A Câmara Municipal abriu uma Comissão Processante (CP) para investigar a vereadora, mas o relatório final, pedindo sua cassação, foi arquivado no fim do ano passado.
Em nota, a PM diz que recebeu o requerimento informando que o “sargento faltou com a verdade na Comissão Parlamentar de Inquérito (CPI) da Câmara Municipal de Marília” e que a abertura do Conselho de Disciplina vai investigar essa denúncia.
Segundo a corporação, o processo segue o rito do direito administrativo que “contempla a ampla defesa e contraditório”, ou seja, oferecerá toda oportunidade de defesa ao sargento.
O procedimento, que foi instaurado no último dia 25 de maio, deverá ser finalizado em 60 dias. Segundo a PM, “objetiva apontar se as acusações imputadas são procedentes ou não”.
Relembre o caso
A polêmica começou no dia 16 de agosto quando o carro da vereadora foi apreendido e guinchado por estar com documentos vencidos e pneus gastos, de acordo com o sargento.
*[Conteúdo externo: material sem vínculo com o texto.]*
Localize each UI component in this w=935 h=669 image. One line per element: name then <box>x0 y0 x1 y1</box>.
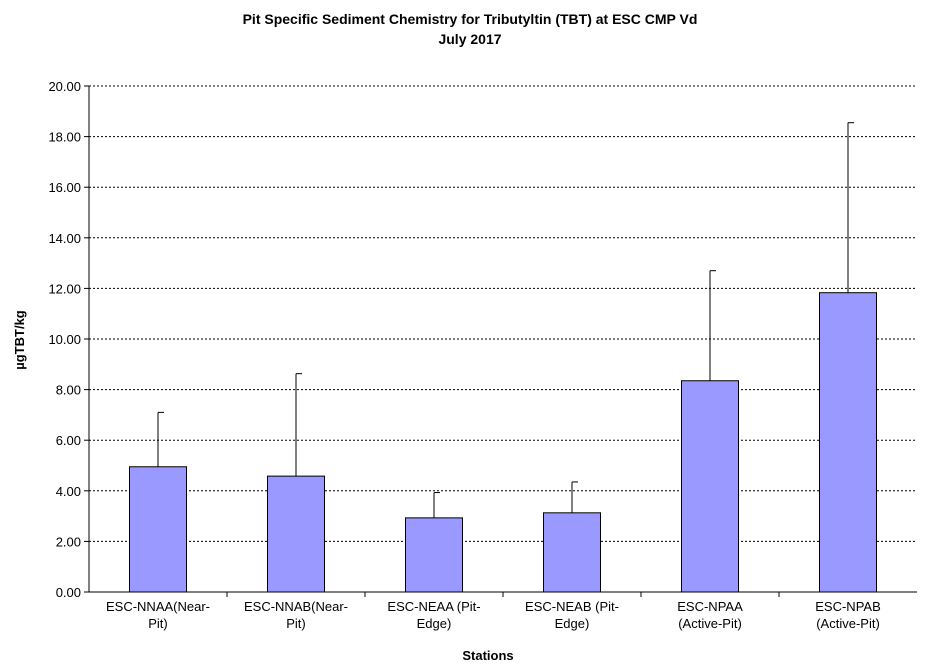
y-tick-label: 0.00 <box>56 585 81 600</box>
x-category-label: ESC-NNAA(Near- <box>106 599 210 614</box>
y-tick-label: 18.00 <box>48 130 81 145</box>
y-tick-label: 16.00 <box>48 180 81 195</box>
y-tick-label: 2.00 <box>56 534 81 549</box>
y-tick-label: 20.00 <box>48 79 81 94</box>
y-tick-labels: 0.00 2.00 4.00 6.00 8.00 10.00 12.00 14.00 16.00… <box>48 79 89 600</box>
gridlines <box>89 85 917 542</box>
x-category-label: (Active-Pit) <box>678 616 742 631</box>
y-tick-label: 6.00 <box>56 433 81 448</box>
bar <box>819 292 877 593</box>
chart-title-line-2: July 2017 <box>438 31 501 47</box>
x-category-label: Edge) <box>417 616 452 631</box>
bar <box>267 475 325 593</box>
y-tick-label: 8.00 <box>56 383 81 398</box>
bars <box>129 122 877 593</box>
x-category-label: Pit) <box>286 616 306 631</box>
x-axis-title: Stations <box>462 648 513 663</box>
bar <box>681 380 739 593</box>
x-category-label: Pit) <box>148 616 168 631</box>
x-category-label: ESC-NPAA <box>677 599 743 614</box>
x-category-label: Edge) <box>555 616 590 631</box>
x-category-label: ESC-NPAB <box>815 599 881 614</box>
y-tick-label: 12.00 <box>48 281 81 296</box>
y-axis-title: µgTBT/kg <box>12 310 27 370</box>
bar <box>405 517 463 593</box>
x-category-label: ESC-NEAB (Pit- <box>525 599 619 614</box>
y-tick-label: 14.00 <box>48 231 81 246</box>
x-category-label: ESC-NEAA (Pit- <box>387 599 480 614</box>
bar <box>543 512 601 593</box>
y-tick-label: 10.00 <box>48 332 81 347</box>
y-tick-label: 4.00 <box>56 484 81 499</box>
bar <box>129 466 187 593</box>
x-category-labels: ESC-NNAA(Near- Pit) ESC-NNAB(Near- Pit) ESC-… <box>106 592 881 631</box>
chart-title-line-1: Pit Specific Sediment Chemistry for Trib… <box>243 11 698 27</box>
x-category-label: (Active-Pit) <box>816 616 880 631</box>
x-category-label: ESC-NNAB(Near- <box>244 599 348 614</box>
Na ocasião, a vereadora ligou para a tenente-coronel Márcia Cristal, comandante do 9º Batalhão da Polícia Militar de Marília, que entrou em contato com o sargento e ameaçou trocá-lo de função caso não tivesse “bom senso” nas abordagens. Em seguida, o policial foi afastado.
Na ligação a que a TV TEM teve acesso, o policial explica que constatou que o carro da vereadora não tinha licenciamento e estava com os pneus gastos, motivo pelo qual decidiu abordar a filha dela, que dirigia o veículo, na Rua Carlos Botelho.
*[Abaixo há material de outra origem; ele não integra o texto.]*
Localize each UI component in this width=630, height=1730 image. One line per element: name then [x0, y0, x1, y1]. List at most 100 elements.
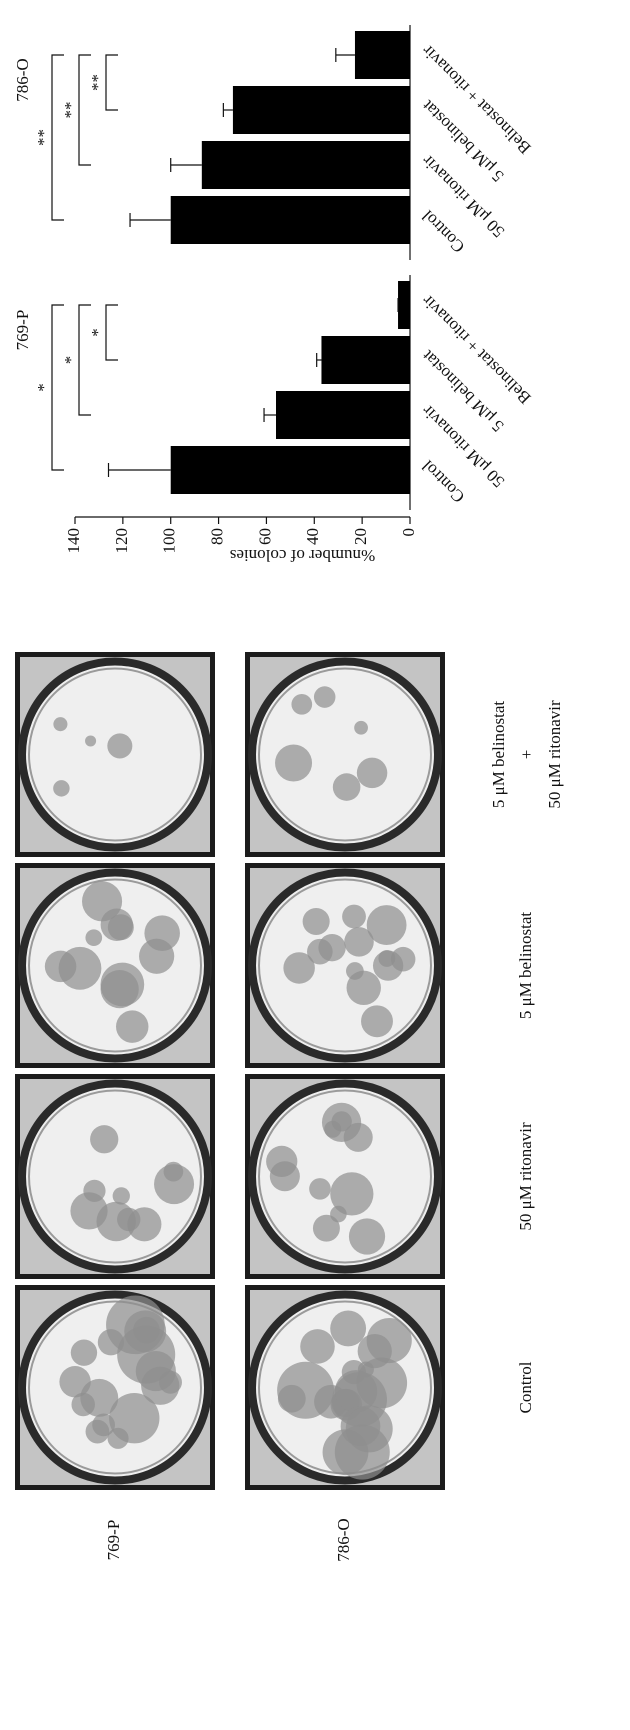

O policial informou, no áudio, que deu a oportunidade para que ela fizesse o pagamento via aplicativo, mas a jovem e o pai, que chegou ao local mais tarde, teriam dito que não tinham condições.
Depois de ouvir a história, a tenente-coronel pede para que o policial não ficasse “tumultuando” e diz que ele deveria ter apenas feito a orientação, sem apreender o carro.
“Porque isso daí é falta de bom senso, tá? Ela é vereadora. É, é, a condição, você pode muito bem estar fazendo e orientando, tá? E aí segunda-feira, ela pegaria o documento e não precisa apreender o veículo”, diz a tenente-coronel no áudio.
Em seguida, a comandante ameaça trocar o policial de setor se ele continuar agindo de tal maneira, já que ele teria desobedecido uma ordem superior.
“Se for desse jeito é o que eu to falando, você não vai estar mais segunda-feira no trânsito (…) porque essa aqui é uma ordem minha, você vai responder também”, continua a tenente coronel.
A conversa continua por mais alguns segundos e a tenente-coronel repete que o policial de trânsito deveria ter tido bom senso ao analisar a situação, já que a mulher é vereadora.
“Olha o que você tá causando, porque politicamente ela é vereadora. Não teve nem uma conversa, o que você está achando que você é?”, questiona no áudio.
O Comando do Policiamento do Interior da região de Bauru (CPI-4) informou que o policial que efetuou a apreensão não foi afastado, mas estava matriculado em um curso em São Paulo, agendado para o dia 24 de agosto. Por causa disso, segundo a PM, ele não iria exercer suas atividades em Marília até a conclusão do curso.
O sargento ficou em primeiro lugar no curso de Policiamento de Trânsito promovido pela corporação. Em um vídeo que circula nas redes sociais, é possível ver o momento que o segundo-sargento Alan Fabrício Ferreira é chamado para receber o troféu de 1° colocado e é aplaudido de pé pelos colegas.
Antes disso, ex-PMs também chegaram a fazer um protesto em solidariedade ao policial.
Retorno às ruas e ação do MP
O policial que recebeu as ameaças por telefone após guinchar o carro da vereadora voltou às suas funções no policiamento de trânsito que exercia nas ruas da cidade antes da polêmica.
A informação foi confirmada no dia 8 de setembro, em nota do Comando do Policiamento do Interior da Região de Bauru (CPI-4), ao qual é subordinado o Batalhão de Marília.
Na nota, a PM informa que “o militar envolvido na ocorrência reassumiu a mesma função em que se encontrava” e que seu afastamento após a polêmica se deu para que ele pudesse frequentar um curso de especialização para o qual já estava matriculado.
O anúncio do retorno do policial às ruas de Marília aconteceu no mesmo dia em que o Ministério Público abriu um inquérito para investigar um possível ato de improbidade administrativa cometido pela tenente-coronel Márcia Cristal.